Thé, sucrettes et causettes

Une histoire de l’univers Esoteriam

Note de Grimm : chapitre écrit dans le cadre d'un défi donné par Feydra (écrire sur "un univers de poche").

Θ

Grimouche avait une certaine tendance à tirer sur la laisse. Il était certes petit mais ne manquait ni de se faire entendre, ni de montrer qu’il en avait dans les pattes. Aussi sa balade matinale se transforma très vite en course pour revenir au plus vite au salon de thé.

Denise n’eut que peu le loisir d’admirer les fleurs qui commençaient à jaillir dans les jardinières de madame Monceau. Et encore moins de s’arrêter et admirer la magnifique vitrine de la boutique à souvenirs du père Jouillou : Grimouche tirait, tirait, tirait.

— Chou, tu me fatigues, rouspéta Denise, une main sur son bonnet pour tenter de le tenir en place.

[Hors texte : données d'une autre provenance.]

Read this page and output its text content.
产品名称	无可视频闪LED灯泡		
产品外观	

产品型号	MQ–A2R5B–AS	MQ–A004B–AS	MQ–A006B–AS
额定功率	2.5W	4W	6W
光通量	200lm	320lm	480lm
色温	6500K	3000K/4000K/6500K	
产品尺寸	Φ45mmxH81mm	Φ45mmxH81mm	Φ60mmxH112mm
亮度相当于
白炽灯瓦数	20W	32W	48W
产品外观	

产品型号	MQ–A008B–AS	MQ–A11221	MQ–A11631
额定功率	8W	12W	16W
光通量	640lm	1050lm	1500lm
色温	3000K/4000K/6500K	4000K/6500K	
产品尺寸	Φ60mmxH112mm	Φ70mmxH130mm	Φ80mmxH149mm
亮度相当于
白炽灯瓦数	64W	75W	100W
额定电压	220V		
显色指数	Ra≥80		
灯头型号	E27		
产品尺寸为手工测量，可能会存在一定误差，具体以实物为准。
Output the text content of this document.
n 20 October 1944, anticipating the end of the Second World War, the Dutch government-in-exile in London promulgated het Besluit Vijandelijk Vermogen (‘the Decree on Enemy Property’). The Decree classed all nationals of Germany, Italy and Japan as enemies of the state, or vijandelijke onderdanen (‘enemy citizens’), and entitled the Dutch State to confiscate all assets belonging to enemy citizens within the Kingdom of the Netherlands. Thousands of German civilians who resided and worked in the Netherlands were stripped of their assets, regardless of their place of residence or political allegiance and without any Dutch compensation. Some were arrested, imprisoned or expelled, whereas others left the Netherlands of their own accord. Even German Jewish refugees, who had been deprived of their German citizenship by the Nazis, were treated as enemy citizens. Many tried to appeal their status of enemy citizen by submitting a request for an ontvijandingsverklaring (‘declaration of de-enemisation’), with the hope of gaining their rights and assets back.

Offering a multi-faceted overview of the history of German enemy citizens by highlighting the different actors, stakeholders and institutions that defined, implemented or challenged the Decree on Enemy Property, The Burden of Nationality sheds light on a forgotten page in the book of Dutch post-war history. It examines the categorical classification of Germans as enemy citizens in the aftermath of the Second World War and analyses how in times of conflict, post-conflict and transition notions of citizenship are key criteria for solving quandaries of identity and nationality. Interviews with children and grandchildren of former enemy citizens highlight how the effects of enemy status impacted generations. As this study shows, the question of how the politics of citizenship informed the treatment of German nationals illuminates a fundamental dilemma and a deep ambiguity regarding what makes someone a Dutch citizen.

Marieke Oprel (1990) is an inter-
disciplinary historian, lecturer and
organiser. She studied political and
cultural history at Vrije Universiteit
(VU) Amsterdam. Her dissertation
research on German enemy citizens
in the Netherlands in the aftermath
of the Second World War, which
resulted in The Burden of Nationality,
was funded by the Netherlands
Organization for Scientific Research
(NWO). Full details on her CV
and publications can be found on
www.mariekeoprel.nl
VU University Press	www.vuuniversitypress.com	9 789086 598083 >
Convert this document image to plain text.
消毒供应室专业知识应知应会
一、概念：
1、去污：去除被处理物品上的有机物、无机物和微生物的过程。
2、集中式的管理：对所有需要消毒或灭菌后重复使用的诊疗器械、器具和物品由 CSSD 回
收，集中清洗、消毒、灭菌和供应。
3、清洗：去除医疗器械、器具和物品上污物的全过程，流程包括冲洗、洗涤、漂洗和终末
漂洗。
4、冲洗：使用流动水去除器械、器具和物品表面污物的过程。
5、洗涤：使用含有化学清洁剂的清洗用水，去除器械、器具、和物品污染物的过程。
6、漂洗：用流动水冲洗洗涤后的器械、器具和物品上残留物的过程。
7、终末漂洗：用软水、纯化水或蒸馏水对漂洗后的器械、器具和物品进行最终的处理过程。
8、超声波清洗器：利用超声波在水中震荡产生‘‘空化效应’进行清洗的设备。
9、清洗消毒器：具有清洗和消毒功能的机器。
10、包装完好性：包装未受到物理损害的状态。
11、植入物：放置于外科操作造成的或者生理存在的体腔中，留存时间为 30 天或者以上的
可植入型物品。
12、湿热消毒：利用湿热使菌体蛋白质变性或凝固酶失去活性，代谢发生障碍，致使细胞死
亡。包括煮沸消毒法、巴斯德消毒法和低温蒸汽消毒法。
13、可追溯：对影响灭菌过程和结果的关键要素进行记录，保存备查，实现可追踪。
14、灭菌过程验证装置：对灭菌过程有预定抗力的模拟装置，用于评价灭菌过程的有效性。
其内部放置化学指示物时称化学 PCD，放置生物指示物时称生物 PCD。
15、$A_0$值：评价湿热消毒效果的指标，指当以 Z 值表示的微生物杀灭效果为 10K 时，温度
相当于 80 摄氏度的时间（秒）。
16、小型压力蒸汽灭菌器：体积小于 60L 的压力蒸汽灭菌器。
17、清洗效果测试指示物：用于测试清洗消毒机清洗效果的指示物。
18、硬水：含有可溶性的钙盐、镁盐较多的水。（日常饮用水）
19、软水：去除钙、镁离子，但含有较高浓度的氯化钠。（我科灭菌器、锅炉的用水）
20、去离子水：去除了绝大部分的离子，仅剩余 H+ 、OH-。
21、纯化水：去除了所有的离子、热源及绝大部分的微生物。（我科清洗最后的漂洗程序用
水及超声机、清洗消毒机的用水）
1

Je vais glisser. Chou ! S’il te plaît !

Il n’écoutait pas et, prise dans son élan, Denise s’embourba dans un arbuste.

— Maintenant ça suffit !

Il s’arrêta, oui. Juste parce qu’ils étaient enfin arrivés devant le Denise Délice et sa devanture en bois, toute colorée. D’extérieur – et d’intérieur – le salon de thé ressemblait à sa propriétaire : du rose pâle autour des fenêtres en bois, un auvent de porte bariolé et des lampes du siècle dernier qui offrait un « truc en plus » selon elle.

— Quelle magnifique petite créature, minauda une femme assise sur le banc sous la baie vitrée du salon. Regardez-moi cette bouille. Regardez-moi ce petit museau. Olala ! Mais c’est qu’il est mignon. Mais c’est qu’il est mignon !

Grimouche l’ignora ouvertement. Il préférait gratter à la porte et remuer de la queue. Denise sourit à l’inconnue et dégaina son trousseau de clef.

— Oh ! Madame, regardez vos cheveux. Vous avez bataillé avec un arbre, il n’y a pas de doute là-dessus.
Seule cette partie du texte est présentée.